MIAMI -- The Sooners said this was just their regular defense.

The scoreboard said something entirely different.

Chris Weinke
The game turned decidedly in OU's favor when Rocky Calmus forced Chris Weinke to fumble at the FSU 10-yard line.

Oklahoma won the national championship in the FedEx Orange Bowl thanks to a defense that did the unthinkable, shutting out the Florida State offense for the first time since 1988.

"I was shocked," said FSU coach Bobby Bowden. "They whipped us on the running game and whipped up bad. I would have never thought they could do it."

No one did. Except Oklahoma, 13-2 winners when the night was over.

That's why even though the Sooners were winning 6-0 midway through the fourth quarter and the Seminoles were on their own 10-yard line, it seemed like any minute they would make the play to take control of the game.

The play was made, but it was by the Oklahoma defense. Cornerback Ontei Jones blitzed, leapt and narrowly missed FSU quarterback Chris Weinke, who took off running up the middle of the field.

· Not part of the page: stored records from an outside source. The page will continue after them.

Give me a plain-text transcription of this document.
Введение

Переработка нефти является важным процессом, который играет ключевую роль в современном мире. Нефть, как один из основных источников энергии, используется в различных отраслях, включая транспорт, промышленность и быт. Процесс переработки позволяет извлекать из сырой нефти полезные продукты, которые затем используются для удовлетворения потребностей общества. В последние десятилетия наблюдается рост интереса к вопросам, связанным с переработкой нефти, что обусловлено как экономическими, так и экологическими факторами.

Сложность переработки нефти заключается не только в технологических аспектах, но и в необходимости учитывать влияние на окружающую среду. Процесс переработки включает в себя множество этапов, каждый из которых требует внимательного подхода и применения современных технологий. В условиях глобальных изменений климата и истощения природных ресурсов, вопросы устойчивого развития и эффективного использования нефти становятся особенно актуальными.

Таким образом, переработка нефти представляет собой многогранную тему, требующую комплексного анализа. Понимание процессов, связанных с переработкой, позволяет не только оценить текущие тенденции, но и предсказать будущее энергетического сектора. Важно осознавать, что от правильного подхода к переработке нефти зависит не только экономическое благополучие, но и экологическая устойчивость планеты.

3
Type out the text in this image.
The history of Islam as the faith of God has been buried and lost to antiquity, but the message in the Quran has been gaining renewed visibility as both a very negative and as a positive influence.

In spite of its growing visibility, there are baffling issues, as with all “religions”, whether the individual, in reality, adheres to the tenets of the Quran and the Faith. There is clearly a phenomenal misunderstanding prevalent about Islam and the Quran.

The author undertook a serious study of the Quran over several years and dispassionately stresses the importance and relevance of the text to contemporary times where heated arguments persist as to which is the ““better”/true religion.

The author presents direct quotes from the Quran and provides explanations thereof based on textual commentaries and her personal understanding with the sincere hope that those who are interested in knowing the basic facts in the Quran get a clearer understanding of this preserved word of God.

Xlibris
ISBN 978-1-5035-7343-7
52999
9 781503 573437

OU linebacker Rocky Calmus then tackled Weinke from behind, popping the ball loose and Roy Williams jumped on it for Oklahoma.

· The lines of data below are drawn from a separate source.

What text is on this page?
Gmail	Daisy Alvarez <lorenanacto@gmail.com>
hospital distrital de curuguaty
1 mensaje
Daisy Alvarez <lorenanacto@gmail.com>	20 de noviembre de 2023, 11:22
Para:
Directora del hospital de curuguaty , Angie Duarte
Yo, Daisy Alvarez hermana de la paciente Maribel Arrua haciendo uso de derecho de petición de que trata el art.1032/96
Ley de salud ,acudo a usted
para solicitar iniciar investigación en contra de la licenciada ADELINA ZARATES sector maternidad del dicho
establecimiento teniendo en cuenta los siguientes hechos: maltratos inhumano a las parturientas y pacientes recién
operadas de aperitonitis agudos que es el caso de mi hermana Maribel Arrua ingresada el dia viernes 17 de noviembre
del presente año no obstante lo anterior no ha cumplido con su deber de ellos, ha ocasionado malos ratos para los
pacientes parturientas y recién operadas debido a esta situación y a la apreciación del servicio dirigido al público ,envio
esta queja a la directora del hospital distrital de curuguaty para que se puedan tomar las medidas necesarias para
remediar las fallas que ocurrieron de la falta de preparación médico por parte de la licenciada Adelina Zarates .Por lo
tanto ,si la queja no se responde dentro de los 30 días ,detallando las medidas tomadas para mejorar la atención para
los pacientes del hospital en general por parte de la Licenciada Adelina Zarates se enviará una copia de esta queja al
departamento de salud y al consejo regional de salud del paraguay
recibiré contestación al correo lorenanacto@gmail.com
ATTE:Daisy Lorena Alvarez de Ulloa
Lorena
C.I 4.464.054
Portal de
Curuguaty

Two plays later, Quentin Griffin ran 10 yards for the back-breaking touchdown.

"It was our regular defense. I blitzed, came free and jumped, but Weinke made a good play to get free, but my teammates took over from there," Jones said. "It went good for us."

Just like everything else did Wednesday night for Oklahoma. The Sooners shut down the offense that was ranked No 1 in passing and total offense and No. 3 in scoring offense in the nation. This is an offense that does the intimidating, not the other way around.

"They started getting confused after we hit them in the mouth. They're not used to that," said defensive back J.T. Thatcher. "They usually scare other teams, so they weren't used to that."

And while the Sooners defense won't say they played the perfect game -- modesty or fear of coach Bob Stoops prevents that -- don't think they didn't know what was going on.

"Every call we had on defense went according to plan," Thatcher said. "It's a great feeling to know they can't stop you if you execute. We focused on the prize and that was the national championship. We wanted it more and did what we had to do."

And that was nothing new to the Sooners.